# Unit impulse response of a discrete-time LTI system

The problem:

Consider a discrete-time LTI system. If the output signal is: $$y[n]=5 \left( \frac{1}{5} \right) ^n u[n] -2^{-n} u[n]$$ , then the input signal will be: $$x[n]=\left( \frac{4}{5} \right) ^n u[n]$$ Find the transfer function and the unit impulse response.

We first find the z-transforms: $$Y(z)= 5\left( \frac{5z}{5z-1} \right) -\frac{2z}{2z-1}$$ $$\Rightarrow Y(z)= \frac{z(40z-23) }{(5z-1)(2z-1)}$$ $$X(z)= \frac{\frac{5z}{4}}{\frac{5z}{4}-1}= \frac{5z}{5z-4}$$ $$H(z)=\frac{Y(z)}{X(z)}= \frac{(5z-4)(40z-23)}{5(5z-1)(2z-1)}=4-\frac{15}{5z-1}+\frac{3}{5(2z-1)}$$

Now, WolframAlpha says that: $$4-\frac{15}{5z-1}+\frac{3}{5(2z-1)}=\frac{92}{5}+ \sum_{n=0}^{\infty} \left( \frac{3\cdot 2^{-n}}{5}- 3\cdot 5^{1-n} \right) z^{-n}$$

If you see any mistakes, please do let me know. Now, I need to find the unit impulse response $$h[n]$$. The inverse $$z-$$transform of the infinite sum is trivial (I think), but I do not know how can I get rid of $$\frac{92}{5}$$ .

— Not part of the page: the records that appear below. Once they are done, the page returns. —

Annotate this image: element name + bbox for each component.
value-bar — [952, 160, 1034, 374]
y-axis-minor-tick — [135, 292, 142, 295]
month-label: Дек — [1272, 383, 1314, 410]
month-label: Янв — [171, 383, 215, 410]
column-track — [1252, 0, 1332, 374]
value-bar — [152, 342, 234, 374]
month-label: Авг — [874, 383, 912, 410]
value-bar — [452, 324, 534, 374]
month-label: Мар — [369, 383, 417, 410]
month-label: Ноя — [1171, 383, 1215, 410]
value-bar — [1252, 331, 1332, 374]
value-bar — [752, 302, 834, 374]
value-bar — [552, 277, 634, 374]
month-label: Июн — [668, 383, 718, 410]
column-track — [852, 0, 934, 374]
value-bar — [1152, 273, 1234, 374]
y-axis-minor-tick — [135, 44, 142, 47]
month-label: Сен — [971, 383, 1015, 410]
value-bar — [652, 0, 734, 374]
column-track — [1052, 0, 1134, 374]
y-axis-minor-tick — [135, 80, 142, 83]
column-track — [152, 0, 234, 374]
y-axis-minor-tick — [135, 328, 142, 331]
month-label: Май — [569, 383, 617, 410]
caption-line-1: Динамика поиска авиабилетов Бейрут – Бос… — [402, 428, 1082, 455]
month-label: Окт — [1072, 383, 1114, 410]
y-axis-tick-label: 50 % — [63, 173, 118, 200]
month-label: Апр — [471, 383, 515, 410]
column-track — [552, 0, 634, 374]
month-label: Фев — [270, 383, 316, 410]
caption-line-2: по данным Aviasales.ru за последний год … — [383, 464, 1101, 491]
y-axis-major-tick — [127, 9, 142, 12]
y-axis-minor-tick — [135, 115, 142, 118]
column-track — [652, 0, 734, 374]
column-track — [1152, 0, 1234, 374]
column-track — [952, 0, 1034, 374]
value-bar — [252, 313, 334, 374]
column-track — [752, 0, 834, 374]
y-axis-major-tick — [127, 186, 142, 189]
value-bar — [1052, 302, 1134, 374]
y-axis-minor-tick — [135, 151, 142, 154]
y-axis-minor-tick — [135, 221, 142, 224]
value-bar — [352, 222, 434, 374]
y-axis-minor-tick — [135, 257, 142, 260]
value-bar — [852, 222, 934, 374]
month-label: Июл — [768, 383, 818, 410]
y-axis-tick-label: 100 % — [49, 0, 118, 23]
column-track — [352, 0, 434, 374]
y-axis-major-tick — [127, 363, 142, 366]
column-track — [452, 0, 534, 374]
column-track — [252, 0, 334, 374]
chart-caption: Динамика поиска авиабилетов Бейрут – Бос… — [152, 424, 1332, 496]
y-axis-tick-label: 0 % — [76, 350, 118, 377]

Is there any other way to find $$h[n]$$ ?

• Why not simply invert $H(z)$ directly? You know how to invert 1 and $\frac{1}{z-u}$ I guess? – Paul Jul 13 '19 at 8:31
• @Paul , thanks for the comment. I was using a table that does not include $\frac{1}{z-u}$ . I found another table that is more comprehensive: control.dii.unisi.it/sdc/altro/TabellaTrasformataZ.pdf . However, the first answer below, from LutzL, has been the most insightful part for me regarding this question. – evaristegd Jul 13 '19 at 19:50

As the system is LTI, the response to $$\tilde x[n]=\left(\frac45\right)^nu[n-1]=\frac45\left(\frac45\right)^{n-1}u[n-1]$$ is $$\tilde y[n]=\frac45\left(5\left(\frac15\right)^{n-1}u[n-1]-2^{1-n}u[n-1]\right)$$ so that the answer to the unit pulse $$x-\tilde x$$ is $$h[n]=y[n]-\tilde y[n]=5\left(\frac15\right)^n(u[n]-4u[n-1])-2^{-n}\left(u[n]-\frac85u[n-1]\right)$$ Now use that $$u[n]=u[n-1]+\delta[n]$$ to simplify to $$h[n]=\underbrace{\left(20-\frac85\right)}_{=\frac{92}5}δ[n]- 15\left(\frac15\right)^n u[n]+\frac35\cdot 2^{-n} u[n]$$ which is exactly what you got, so it is highly probable that also your intermediate steps were correct.